A perspective from Oregon’s mid-Willamette Valley

When you’re stuck at a signal …

Written October 18th, 2014 by Hasso Hering
No sweat reaching this button if the light refuses to change.

No sweat reaching this button if the light refuses to change.

Next time the Albany Bicycle and Pedestrian Commission is looking for some project, it might want to consider the fact that many modern traffic signals ignore people on bikes. Some communities have solved the problem with gizmos like the one in the photo, a bike-crossing button similar to those routinely provided for people on foot.

At signals activated by cars above a loop in the pavement, the lights typically don’t change unless a vehicle is on hand, waiting. In the absence of vehicles, the smaller loop built into the bike lane often fails to cause the light to change, no matter how energetically or far the cyclist leans his bike. The answer is to wait until a vehicle shows up to trip the sensor, which during certain times on some city streets can be a long time, or to run the light.

Why not just walk over and hit the button provided for pedestrians? Because typically the button is mounted some distance away from the bike lane, and by the time you get back to the road from pushing the button and mount up, chances are the light has turned red again. So you look right and left and behind, make sure no cop is in sight, and run the light as soon as traffic on the cross street offers a big enough gap.

The bike-crossing button above is on Superior Avenue in Newport Beach, Calif. Like others in that town, which has a lively bike culture, it is mounted right next to the bicycle lane, within easy reach. I would not expect anybody to retrofit Albany signals with devices like this, because of the cost. But how about the next time a new signal is installed? (hh)

5 responses to “When you’re stuck at a signal …”

  1. Lisa says:

    Or, as they did here in Minnesota, change the law so it is legal for a bike to proceed against a red light when it is safe.

  2. Jim Clausen says:

    Wow, people making decisions for themselves without the government telling them when it’s safe! What a concept!

    This is actually something motorcycle riders have been advocating for many years. Motorcycles often don’t (or can’t) trip the sensor that changes the light. If they obey the law, they may have to wait until a car trips it for them.

    Hub City ABATE (a local motorcycle advocacy group) has lobbied to get this changed at a state level. It’s called the “dead light” law.

    As a motorcycle rider myself, it’s a common sense law that would help a lot of people.

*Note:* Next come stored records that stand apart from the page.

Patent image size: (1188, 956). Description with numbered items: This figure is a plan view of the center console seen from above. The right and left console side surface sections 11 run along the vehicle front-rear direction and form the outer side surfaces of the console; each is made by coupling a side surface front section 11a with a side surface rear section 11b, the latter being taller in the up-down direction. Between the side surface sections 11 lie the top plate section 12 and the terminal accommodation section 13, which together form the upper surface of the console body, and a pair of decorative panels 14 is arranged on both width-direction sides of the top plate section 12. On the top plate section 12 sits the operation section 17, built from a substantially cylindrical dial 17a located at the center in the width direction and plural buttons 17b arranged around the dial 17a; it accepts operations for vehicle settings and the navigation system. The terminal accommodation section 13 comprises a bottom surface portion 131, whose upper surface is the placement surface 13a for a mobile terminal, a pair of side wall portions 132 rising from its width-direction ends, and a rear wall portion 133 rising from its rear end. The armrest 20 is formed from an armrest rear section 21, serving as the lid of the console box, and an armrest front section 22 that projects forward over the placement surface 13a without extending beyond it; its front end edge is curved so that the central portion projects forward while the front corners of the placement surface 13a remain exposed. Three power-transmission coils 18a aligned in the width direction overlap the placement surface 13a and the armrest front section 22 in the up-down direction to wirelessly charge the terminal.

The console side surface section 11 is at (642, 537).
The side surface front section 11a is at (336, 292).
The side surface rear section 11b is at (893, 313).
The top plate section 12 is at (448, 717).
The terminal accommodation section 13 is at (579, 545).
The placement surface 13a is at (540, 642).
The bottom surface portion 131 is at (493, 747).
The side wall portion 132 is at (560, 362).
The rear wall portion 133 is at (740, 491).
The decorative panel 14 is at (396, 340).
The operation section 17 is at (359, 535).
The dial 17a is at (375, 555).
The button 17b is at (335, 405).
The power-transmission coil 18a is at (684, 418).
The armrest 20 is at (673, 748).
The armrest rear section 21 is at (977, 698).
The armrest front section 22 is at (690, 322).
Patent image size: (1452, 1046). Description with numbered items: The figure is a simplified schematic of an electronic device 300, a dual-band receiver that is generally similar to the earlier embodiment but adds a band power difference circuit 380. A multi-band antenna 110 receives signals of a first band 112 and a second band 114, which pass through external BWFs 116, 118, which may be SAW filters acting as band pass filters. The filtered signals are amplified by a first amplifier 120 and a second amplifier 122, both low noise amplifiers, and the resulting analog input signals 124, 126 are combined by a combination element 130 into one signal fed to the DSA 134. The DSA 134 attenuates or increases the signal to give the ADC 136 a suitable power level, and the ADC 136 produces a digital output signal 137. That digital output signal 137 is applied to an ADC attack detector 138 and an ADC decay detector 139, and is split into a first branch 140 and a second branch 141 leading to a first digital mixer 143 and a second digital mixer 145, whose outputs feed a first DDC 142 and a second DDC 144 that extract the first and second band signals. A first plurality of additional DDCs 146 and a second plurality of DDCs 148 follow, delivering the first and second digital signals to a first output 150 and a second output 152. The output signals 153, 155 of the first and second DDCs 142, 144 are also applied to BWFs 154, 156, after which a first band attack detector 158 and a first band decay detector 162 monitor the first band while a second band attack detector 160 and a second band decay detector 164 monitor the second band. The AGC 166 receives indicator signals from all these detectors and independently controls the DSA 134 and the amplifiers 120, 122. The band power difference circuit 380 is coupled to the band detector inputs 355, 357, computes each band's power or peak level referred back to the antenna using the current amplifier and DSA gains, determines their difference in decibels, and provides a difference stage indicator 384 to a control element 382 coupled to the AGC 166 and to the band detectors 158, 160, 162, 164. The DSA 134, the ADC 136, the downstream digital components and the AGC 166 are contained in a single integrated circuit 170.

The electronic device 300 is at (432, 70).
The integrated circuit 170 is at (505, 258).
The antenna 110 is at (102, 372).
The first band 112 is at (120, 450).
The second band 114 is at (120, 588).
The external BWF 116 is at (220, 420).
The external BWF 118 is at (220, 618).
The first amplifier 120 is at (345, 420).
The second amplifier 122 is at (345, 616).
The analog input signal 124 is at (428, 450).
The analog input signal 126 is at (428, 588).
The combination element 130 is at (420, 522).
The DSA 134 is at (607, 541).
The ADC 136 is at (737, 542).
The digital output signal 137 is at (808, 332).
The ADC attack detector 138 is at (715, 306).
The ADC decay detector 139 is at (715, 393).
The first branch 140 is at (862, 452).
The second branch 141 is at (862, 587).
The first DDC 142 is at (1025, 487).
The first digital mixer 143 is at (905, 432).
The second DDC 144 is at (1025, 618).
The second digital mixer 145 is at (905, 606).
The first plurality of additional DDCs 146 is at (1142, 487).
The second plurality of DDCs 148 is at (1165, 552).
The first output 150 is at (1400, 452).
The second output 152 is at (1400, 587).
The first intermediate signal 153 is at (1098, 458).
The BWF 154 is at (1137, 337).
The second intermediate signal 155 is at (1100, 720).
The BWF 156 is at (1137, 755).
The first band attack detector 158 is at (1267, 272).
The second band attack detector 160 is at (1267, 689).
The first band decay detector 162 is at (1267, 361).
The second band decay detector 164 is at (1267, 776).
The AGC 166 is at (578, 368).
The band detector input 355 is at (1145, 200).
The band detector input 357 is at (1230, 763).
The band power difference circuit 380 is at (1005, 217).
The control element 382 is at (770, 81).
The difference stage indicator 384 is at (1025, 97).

    Something you might be interested in Hasso, Abate has often found itself allied with bicyclists when lobbying our representatives for common sense laws. I you’re interested, ABATE meets at downtown Ciddici’s the third Thursday of each month at 7:00 pm…

  3. max stalnaker says:

    Think about pushing a coded laser signal from your cell toward a Traffic light. Fail In heavy rain or fog. Money to be made too.

    Or get the light or pole to take picture. A calculator has enough cycles to tell if there is a new something in the image.

  4. Bill Kapaun says:

    I’m not sure what the problem is? Ron Irish assured me all the bicycle sensors work fine!
    About the only time they seem to work for me is when a car stops next to me.